The Czech Republic, for example, has the fastest-growing market in this region with about 65 golf courses either built or in development. Of this number, Forrest estimates the two Textron businesses have about 70 percent of the golf business there.
Such success has not come quickly or easily, says Nick Brown, the export business development manager for Ransomes Jacobsen. With its years of experience in the industry, people like Forrest and Brown have worked hard to educate golf course developers, equipment distributors and golf course superintendents about turf maintenance equipment and the golf industry.
Having Ransomes Jacobsen there also helps to market E-Z-GO golf cars. “A lot of times, customers see us as a one-stop shop,” says Forrest. “We can provide golf cars, utility vehicles as well as the turf maintenance equipment.”
Helping this relationship is the fact that Ransomes Jacobsen is the E-Z-GO distributor for Europe, the Middle East and Africa with a network of distribution companies in each territory.
As developers create high-end courses, Brown has been most recently promoting E-Z-GO’s RXV golf car. “We say if you’re going to invest millions into the construction of this course, you should have the RXV,” Brown adds. “You’re creating an optimum course, you need the optimum golf car.”
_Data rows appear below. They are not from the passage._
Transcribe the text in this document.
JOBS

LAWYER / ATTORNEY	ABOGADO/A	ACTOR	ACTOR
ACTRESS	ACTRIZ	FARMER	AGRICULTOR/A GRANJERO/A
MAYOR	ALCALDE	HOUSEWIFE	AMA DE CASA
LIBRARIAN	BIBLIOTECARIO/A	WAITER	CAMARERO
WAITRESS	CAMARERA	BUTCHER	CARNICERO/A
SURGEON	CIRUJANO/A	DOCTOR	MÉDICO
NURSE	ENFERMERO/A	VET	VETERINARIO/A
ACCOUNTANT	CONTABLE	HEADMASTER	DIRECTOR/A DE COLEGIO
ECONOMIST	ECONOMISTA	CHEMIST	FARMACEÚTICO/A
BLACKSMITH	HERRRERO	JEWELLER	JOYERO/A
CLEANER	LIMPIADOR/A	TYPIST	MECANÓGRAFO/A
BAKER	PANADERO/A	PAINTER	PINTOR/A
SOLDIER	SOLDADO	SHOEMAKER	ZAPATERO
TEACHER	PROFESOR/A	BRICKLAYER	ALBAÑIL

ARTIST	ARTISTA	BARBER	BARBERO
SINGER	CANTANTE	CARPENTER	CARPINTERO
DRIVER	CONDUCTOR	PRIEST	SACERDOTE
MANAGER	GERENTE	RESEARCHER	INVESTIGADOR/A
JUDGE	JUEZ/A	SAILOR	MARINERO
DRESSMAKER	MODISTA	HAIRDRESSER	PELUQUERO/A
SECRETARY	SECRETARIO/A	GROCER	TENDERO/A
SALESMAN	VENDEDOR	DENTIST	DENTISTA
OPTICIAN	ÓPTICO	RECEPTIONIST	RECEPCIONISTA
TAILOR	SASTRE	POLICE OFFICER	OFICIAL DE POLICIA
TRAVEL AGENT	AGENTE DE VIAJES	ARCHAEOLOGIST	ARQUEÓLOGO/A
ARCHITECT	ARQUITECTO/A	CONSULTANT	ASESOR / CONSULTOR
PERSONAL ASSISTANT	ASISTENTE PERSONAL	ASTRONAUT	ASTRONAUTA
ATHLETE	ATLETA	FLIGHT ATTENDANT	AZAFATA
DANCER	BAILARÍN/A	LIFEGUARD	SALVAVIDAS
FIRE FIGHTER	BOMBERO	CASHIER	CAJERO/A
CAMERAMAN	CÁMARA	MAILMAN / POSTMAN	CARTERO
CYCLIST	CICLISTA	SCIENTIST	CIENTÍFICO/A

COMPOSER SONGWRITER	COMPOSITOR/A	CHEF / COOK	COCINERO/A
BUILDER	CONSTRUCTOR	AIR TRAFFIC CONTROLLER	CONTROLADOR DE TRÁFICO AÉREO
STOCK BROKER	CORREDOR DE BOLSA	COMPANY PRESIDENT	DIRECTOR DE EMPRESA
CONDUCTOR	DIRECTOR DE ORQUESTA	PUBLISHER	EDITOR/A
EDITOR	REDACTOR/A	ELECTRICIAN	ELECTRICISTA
One of the keys to success in these markets, say Forrest and Brown, is cultivating distributors who can set up dealers who will work with customers and provide them with the service and parts that they need, when they need them.
ITTEC, the Czech distributor for both Ransomes Jacobsen and E-Z-GO, is a model of distribution in an Eastern Bloc country. “We’ve benefited from this distributor who has built a small company into one that is a very strong service- and sales-oriented company,” Forrest says.
As the golf industry there blooms, it’s more important than ever to be there for customers. For example, Ransomes Jacobsen recently sponsored an exchange visit for six greenskeepers from CZ Golf, a golf course operator and management company based in Prague. The greenskeepers spent a week at The Tytherington Cub in Cheshire, UK, where they studied the best practices of golf course management.
Having people like Brown, who is based in Slovokia, located in the region allows him to keep a close eye on new developments. “We’ll go in before the planning application is filed and we hope to become more of a consultant in the process and then work with them to see it all the way through,” he says.
He estimates that Ransomes Jacobsen is getting contracts for more than half of the golf courses that are either planned or built in eastern and central Europe.
The golf courses currently in development are high-end and cater to business people and their clients. In Russia, however, there is a push to create public golf courses and cultivate younger people to take up the sport. Forrest sees this as the next big market.
“Within 10 or 15 years, the growth of golf in Russia is going to be phenomenal,” he says. “They’ve got the structure in place, the money and the vision.”
And Ransomes Jacobsen is there, too, from St. Petersburg to Siberia, working with the people who are making this happen. Forrest says Ransomes Jacobsen is in it for the long haul. “It’s a hard and slow process, but it’s very rewarding.”